Having frameworks and *all* middleware components deal with both files 
and iterables is an extra and unnecessary complication.

And under python 2.2+, it's irrelevant anyway, because files *are* 
iterables. A problem only arises on <= 2.1 interpreters, which don't 
support iterators nearly as well as 2.2. And that's only a problem 
because of jython being 2.1 only: a problem I seem determined to make my 
own ;-)

The strength of returning an iterable is that the framework can then 
control *when* the output is generated and sent. This fits perfectly 
with python's greatest strength in the web arena: it's simple and 
powerful mechanisms for event-driven processing.

Robert Oschler asked earlier about the write callable vs. returning an 
iterator. I was going to reply, but Phillip got there before me.
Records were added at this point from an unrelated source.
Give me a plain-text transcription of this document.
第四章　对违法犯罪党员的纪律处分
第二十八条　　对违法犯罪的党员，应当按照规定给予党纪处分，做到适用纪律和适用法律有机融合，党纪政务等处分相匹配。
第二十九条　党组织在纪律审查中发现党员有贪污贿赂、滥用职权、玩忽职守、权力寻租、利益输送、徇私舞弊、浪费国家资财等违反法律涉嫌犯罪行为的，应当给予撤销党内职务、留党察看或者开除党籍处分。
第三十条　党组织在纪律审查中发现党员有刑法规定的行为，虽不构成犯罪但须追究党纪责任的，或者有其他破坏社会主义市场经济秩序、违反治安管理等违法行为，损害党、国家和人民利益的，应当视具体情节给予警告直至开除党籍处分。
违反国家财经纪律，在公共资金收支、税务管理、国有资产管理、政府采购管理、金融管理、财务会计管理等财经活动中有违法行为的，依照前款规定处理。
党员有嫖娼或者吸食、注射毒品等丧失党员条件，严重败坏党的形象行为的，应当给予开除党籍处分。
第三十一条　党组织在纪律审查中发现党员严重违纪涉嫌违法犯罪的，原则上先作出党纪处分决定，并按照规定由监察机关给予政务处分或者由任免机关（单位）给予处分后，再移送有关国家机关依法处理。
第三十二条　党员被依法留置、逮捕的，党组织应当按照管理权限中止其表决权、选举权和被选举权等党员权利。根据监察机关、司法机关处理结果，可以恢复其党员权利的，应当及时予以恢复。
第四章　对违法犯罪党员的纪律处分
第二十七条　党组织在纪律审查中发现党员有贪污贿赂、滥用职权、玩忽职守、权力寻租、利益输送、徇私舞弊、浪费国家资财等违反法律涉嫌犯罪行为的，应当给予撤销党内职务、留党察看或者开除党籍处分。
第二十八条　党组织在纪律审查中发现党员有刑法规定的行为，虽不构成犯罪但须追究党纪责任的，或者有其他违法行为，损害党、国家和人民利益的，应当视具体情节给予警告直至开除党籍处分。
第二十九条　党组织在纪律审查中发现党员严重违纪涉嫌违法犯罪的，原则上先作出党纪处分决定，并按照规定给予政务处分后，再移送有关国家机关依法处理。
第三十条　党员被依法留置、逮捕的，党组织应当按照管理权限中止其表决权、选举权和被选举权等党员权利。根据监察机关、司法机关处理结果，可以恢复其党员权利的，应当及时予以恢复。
I would 
only add the following to his excellent explanation.

1. The write callable is only there to support "push" applications, 
where the application generates output and then pushes it through a 
channel set-up by the server/framework, thus relegating the framework to 
a kind of dumb switchboard. This sort of design is usually used in 
threaded servers, which can present scalability problems.

2. The main focus on iterators is the right one because it not only 
supports "push", as described above, but it also supports "pull", i.e. 
where the framework "pulls" output from the application when the time is 
right. The reason why this is a good thing is because the framework is 
in the best position to know when the client is ready to actually 
receive the output, through the use of events/readiness-notification on 
the client socket. The output is only transiently created when required 
and transmitted immediately to the user (potentially with no copying or 
buffering at all!): you don't have large lumps of output hanging around, 
consuming memory.

If you want to create an architecture that works for both "push" and 
"pull", iterators are the way to go

I do find it interesting that we've had no comments from the Zope or 
Twisted people. Glad to see Medusa people here though :-)

Kind regards,

Alan.

P.S. Phillip, I hope you're not affected by that hurricane! I have 
friends in Tampa who counted themselves lucky to have escaped Charley: 
now here comes another one! It appears on the surface that the frequency 
of hurricanes in the gulf is increasing.